Chiun stood in the hall, out of sight of Emperor Smith’s well-meaning but doddering secretary, and eavesdropped as Mark Howard confirmed what he knew of Chiun and the Sun On Jo tribe. It was a secret best aired, Chiun considered. Too long had the truth remained unspoken to their employer.
Smith was a ruthless man, willing to make any sacrifice to continue the work of his hidden power base. Chiun learned years ago that it was best to keep quiet to the Emperor about the true extent of the fame and glory of Sinanju, and yet Remo was not so skilled at masking the truth. That he had kept the secret of the Sun On Jo for all these years was tribute to his patience, if not an indictment of his stubbornness. This subterfuge had been necessary once, lest the emperor view the existence of this tribe and Remo’s offspring as a threat to his power, and order their destruction.
That would be a foolish act, brimming with ruinous consequences, and Chiun did not think Smith would make that misstep. Still, he would keep a wary eye on the emperor in the coming days.
The emperor, after all, was old and set in his old ways, and had always been prone to episodes of insanity.
Chiun extracted a white electronic device from his sleeve as he strolled the hall of the rarely used wing of Folcroft Sanitarium.

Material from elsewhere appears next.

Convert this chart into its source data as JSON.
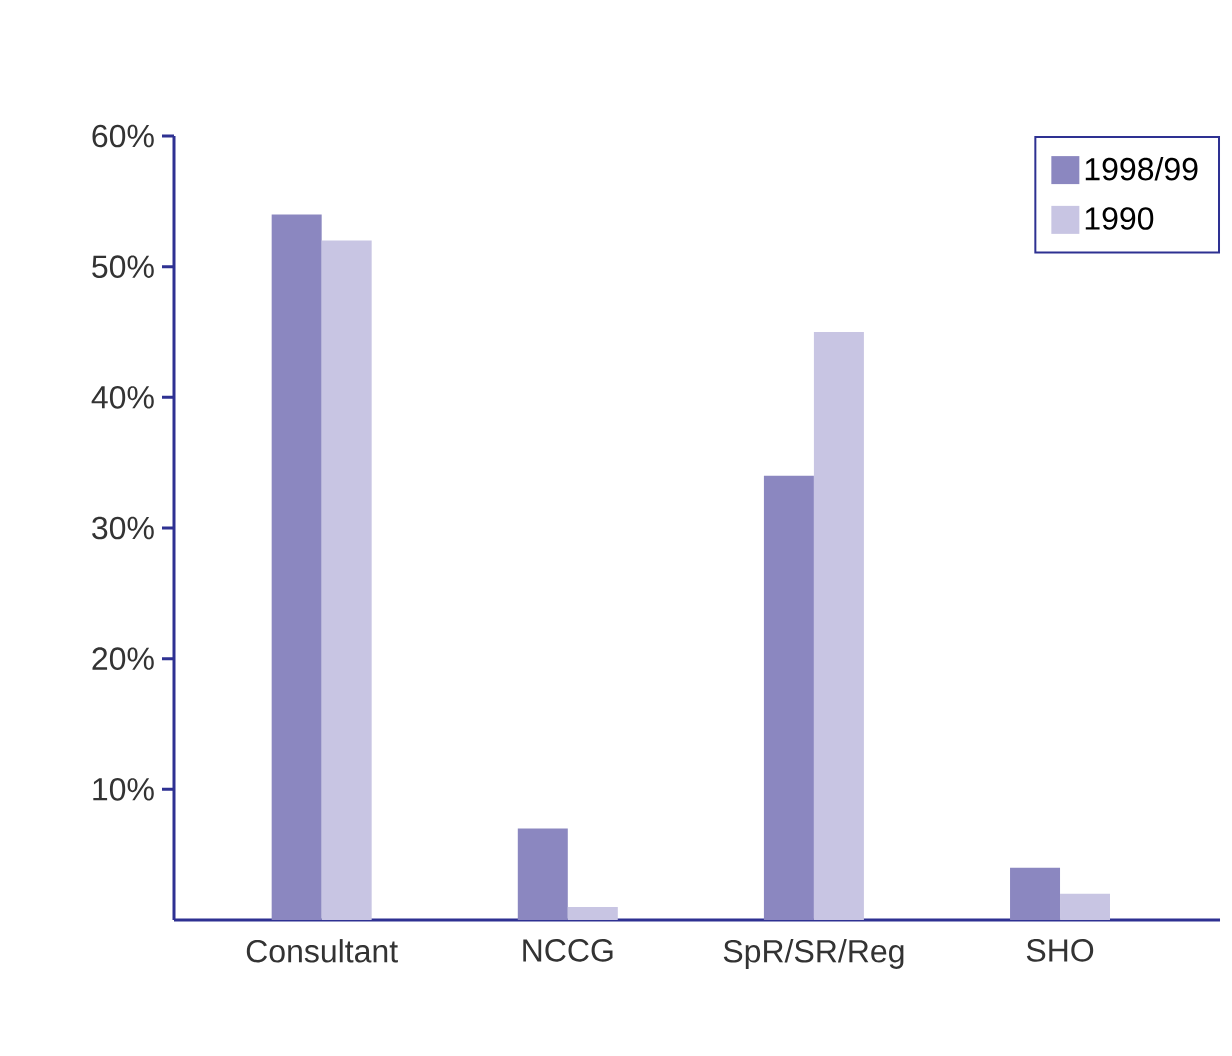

The private hospital served the wealthy and the special cases—this was the front for CURE. Chiun and Remo had for years maintained a suite of sparsely furnished rooms here. Their current stay was now stretching into weeks, since Remo had been struck down by a grievous wound that kept him comatose for days. He had recovered…
Chiun preferred not to recall the episode.
Now Remo refused to return to their proper home until he satisfied his current infatuation with the annihilation of a puppet senator. Chiun was tired of Folcroft, but also was he tired of the drab two-flat in which the Masters dwelt in Connecticut.
Chiun had his interests to distract him, and as he touched a button his device blinked happily to life.
The device allowed him to read the Internet-posted journals of people from around the world. Today, the Mississippi Trollop had updated her diary. The first words hinted at much juicy debauchery and amoral activity. This promised to be fine reading.
A lovely young woman emerged from one of the rooms and gave him an enchanting smile. The old Master stopped and bowed, a refined, rare display of respect.
“Chiun, I told you to stop that.” She kissed his cheek, then she locked her arm in his and dragged the beet-faced Master of Sinanju Emeritus into her own suite.